In den letzten Tagen hatte mein Körper mit all seinen Teilen mein Denken beherrscht. Ich war wie eine Pappel in die Höhe geschossen und ragte auf meinem Platz in der Klasse immer mehr heraus. Keiner meiner Mitschüler konnte mit mir mithalten. Mein blondes Haar wuchs wie wilde Lilien.
Der kräftige Stoß, der mich in den Stall beförderte, war schrecklich genug, um genau in die Geschichte zu passen, die sich in meiner Fantasie entspann.
Nach dem Verhör im Stall, das bis zum Morgengrauen dauerte und meine Eltern davon zu überzeugen schien, dass ich unberührt war, wurde ich sofort in die Praxis der Frauenärztin gebracht.

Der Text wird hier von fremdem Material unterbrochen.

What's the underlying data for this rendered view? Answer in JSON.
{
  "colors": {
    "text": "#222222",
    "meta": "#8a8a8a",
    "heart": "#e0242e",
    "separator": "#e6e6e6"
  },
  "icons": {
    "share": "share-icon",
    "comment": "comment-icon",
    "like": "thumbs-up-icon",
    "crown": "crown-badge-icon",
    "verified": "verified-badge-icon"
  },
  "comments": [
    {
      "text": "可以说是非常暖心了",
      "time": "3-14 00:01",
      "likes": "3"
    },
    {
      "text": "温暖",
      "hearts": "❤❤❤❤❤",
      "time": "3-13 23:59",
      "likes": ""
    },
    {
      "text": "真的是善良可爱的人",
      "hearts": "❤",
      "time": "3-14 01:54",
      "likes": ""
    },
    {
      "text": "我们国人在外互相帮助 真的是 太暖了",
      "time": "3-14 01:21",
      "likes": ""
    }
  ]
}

Sie nahm meiner Geschichte mit Worten, die ich damals nicht verstand, kaltblütig die Spannung: „Sie ist ziemlich früh dran mit der Menstruation …“
„Bis jetzt warst du ein kleines Mädchen und noch nicht wirklich verantwortlich für deine Taten, doch jetzt setzt dir Allah zwei Engel auf die Schultern, die alles, was du tust, genau beobachten werden.“ Während meine Mutter diese Worte sagte, legte sie ein Tuch auf meine blonden Lilien. Mein Körper erschauerte unter dieser Kopfbedeckung und gab in diesem Moment die Absicht auf weiterzuwachsen. Das geschah an jenem Tag, an dem ich der Größe von Catherine Deneuve hätte näher kommen sollen.
Meine Mutter kehrte zu ihrer täglichen Arbeit in der Landwirtschaft zurück, ohne mir zu erklären, wie ich den Blutfluss zwischen meinen Beinen dämmen sollte. So nahm ich das erstbeste Stückchen Stoff, das mir in die Hände fiel – einen Strumpf mit dem Geruch von verdorbenem Käse.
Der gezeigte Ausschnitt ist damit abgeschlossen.